His eyes narrowed and his lips parted, showing a flash of his teeth. He was incredibly close and his hand was firm around my throat, holding me tightly, but still allowing me to breathe. His gaze kept flicking from my eyes to my mouth as if transfixed. Then something pushed against my lower belly, something hard and demanding.
Then his hand pushed between us and he yanked aside my panties, pulled my tampon out, and thrust into me in a single stroke. I cried out as a shock of pain moved through my hips, making way to pleasure as he settled deep inside me. Then, holding me by the throat, he fucked me hard against the back of the couch.
“You fucking ruined me,” he said through clenched teeth.
He had ruined me too and the thought of going back to living without him felt like a vise gripping my heart. I couldn’t do it, I couldn’t wake up in a bed without him or fall asleep without the weight of his body draped across mine.
“Please,” I whispered.
“It’s too late to beg me, baby.”
“It’s not, just don’t go.”
He released my throat and dug his fingers into my hips, holding me steady. His cock hammered hard and fast into me, taking me with frantic desperation. I wrapped my legs around his waist, giving into him, and he dragged me down to the floor and flipped me onto my stomach.
Then he was inside me again, our frantic breaths mingling and our bodies tangled up in desperation. The floor creaked and in the distance I heard the cry of the gulls over the marsh.

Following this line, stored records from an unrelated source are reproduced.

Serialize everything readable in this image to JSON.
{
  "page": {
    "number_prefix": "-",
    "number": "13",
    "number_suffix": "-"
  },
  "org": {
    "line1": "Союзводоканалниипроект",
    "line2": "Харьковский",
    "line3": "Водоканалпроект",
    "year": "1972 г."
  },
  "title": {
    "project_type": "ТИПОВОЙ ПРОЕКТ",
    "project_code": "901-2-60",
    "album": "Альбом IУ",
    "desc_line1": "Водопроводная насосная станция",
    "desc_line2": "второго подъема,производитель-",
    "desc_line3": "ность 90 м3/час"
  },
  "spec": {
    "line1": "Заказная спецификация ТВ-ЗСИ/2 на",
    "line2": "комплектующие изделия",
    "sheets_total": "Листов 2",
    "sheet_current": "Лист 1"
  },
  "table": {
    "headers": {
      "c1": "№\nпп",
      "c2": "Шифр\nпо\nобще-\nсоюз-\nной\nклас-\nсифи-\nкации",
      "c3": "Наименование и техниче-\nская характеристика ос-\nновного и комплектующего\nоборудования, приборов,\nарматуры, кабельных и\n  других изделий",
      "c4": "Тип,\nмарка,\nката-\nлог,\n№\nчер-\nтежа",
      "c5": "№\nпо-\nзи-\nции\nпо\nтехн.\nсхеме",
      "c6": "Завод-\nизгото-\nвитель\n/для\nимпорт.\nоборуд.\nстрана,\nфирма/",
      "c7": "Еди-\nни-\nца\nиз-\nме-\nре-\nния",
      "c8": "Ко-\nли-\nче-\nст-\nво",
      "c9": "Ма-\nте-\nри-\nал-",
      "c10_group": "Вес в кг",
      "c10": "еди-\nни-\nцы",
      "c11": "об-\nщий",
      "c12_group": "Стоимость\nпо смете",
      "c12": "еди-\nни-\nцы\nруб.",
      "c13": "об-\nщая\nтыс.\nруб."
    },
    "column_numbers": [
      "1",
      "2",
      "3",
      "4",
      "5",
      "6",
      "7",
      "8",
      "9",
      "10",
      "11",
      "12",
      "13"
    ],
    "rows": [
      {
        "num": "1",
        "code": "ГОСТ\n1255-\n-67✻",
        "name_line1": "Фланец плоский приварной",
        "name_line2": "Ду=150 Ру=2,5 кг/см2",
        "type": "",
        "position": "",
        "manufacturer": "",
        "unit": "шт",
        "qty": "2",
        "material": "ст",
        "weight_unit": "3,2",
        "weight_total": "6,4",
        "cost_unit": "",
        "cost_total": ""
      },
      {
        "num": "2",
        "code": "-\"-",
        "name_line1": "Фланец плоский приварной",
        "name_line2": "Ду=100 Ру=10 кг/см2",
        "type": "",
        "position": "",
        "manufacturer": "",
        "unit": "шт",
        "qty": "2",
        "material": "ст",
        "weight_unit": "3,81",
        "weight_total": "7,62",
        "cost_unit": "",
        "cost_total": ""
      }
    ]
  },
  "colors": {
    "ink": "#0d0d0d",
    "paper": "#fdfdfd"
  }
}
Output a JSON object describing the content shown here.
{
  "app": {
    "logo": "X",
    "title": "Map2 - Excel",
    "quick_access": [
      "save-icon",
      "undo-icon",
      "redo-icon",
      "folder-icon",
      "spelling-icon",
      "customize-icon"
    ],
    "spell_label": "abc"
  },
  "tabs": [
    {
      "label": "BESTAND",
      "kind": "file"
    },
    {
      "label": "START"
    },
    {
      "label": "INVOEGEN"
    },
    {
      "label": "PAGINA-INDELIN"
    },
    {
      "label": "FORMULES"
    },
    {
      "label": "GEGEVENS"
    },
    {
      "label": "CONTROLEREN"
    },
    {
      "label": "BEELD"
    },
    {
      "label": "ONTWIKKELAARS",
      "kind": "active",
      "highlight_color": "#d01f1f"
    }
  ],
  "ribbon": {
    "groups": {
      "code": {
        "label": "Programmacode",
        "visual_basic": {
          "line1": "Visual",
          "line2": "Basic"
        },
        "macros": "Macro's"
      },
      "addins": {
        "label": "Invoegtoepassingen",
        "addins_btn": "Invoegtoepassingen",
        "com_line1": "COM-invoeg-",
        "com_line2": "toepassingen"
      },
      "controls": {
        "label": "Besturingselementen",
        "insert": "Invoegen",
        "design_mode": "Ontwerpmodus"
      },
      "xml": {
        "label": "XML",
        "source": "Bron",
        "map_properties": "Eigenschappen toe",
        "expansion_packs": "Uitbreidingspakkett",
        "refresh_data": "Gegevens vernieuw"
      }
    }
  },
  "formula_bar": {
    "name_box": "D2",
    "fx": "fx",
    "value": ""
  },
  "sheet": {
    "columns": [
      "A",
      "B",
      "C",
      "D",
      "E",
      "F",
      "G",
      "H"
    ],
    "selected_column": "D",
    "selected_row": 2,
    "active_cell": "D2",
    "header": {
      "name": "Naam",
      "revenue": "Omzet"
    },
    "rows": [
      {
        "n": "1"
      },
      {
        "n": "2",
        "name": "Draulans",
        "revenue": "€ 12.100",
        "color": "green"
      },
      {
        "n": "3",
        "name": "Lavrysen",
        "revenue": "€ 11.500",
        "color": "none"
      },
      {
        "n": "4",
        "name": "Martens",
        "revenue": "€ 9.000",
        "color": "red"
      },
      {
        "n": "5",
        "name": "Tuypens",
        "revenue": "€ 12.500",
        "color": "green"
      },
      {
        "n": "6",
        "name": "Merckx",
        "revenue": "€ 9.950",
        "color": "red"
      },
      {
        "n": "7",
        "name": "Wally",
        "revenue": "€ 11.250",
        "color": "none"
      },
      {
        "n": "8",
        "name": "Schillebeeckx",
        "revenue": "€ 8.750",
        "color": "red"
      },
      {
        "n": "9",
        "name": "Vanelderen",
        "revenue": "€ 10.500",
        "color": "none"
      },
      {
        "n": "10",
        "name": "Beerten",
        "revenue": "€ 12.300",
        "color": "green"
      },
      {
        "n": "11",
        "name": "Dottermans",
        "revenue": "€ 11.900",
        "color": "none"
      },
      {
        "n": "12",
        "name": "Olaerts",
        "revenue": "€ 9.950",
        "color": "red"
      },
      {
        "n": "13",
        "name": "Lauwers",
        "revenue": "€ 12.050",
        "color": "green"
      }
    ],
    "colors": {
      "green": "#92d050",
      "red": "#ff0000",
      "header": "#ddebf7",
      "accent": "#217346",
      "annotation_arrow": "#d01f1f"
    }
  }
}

He pulled from my pussy and came on the floor beside me with a harsh groan. I lay there, a tangled mess beneath his heavy body, air gasping from my lungs. How was it possible this changed nothing? How could he take me so passionately, so desperately, and then just walk away?
“I can’t trust you,” he said, defeated. “And neither of us can undo what we did. And you can’t fix me. So it’s better if I go.”
I felt him get off me and I heard his footfalls on the stairs. Feeling cold, I got to my feet and put on my dressing gown. Then I cleaned up the floor and sank down into one of the stools at the counter.
My chest was a cold mass of pain and my body shook with sobs trying to force their way out. I bit my lip, breaking through the skin, and clenched my fists against the tears slipping from between my lashes.
He came downstairs, dressed in one of his gray suits and carrying his suitcase. For a moment, we stood there looking at each other and then he drew close to me, and tilted my chin up.
“For what it’s worth, I hate the world we’re in just as much as you do,” he said. “And I wish things could have been different. I wish you had trusted me and I had trusted you.”
He kissed my mouth quickly and then he was gone. I sat there, my body tingling and my gaze glued to the place where he’d stood moments before. Outside, the gate clanged and an engine revved twice before fading into silence.
Viktor was gone. It was over.
Chapter Sixteen
Viktor
I’d planned on taking the next plane overseas and drowning myself at the hotel bar by my penthouse. Instead, I went into my office in Charleston, met with Leonid and updated him, and had lunch in the hotel down the street. It was a sunny day and warm enough I could wear a linen shirt with my casual pants and not worry about having to carry a jacket.
The waitress who served me was a middle-aged brunette woman who gave me a long stare when I sat down. I half expected her to make a move on me when she took my order, but instead she put her hands on her hips and looked me over.
“Are you here for the auction?” she asked.
“Auction?”
“The auction they’re having out on the water. Boats, fishing gear, all kinds of things. You don’t look like you’re from around here, that’s why I asked,” she said.
“No, I do live here,” I said. “And I’m not looking to buy a boat.”
“What can I get you?” she said.
“Coffee, black. And I’ll have the soup and sandwich of the day,” I said.
She nodded and disappeared into the back. When she returned with a mozzarella sandwich and tomato soup, she set it down and stood looking out the window for a moment. Her eyes were fixed on the wharf in the distance.
“I lived on a boat for years down in New Orleans before I met my husband. It was the most free I’ve ever felt,” she said softly. “You look like a man in search of something.”
I studied her. “What makes you think that?”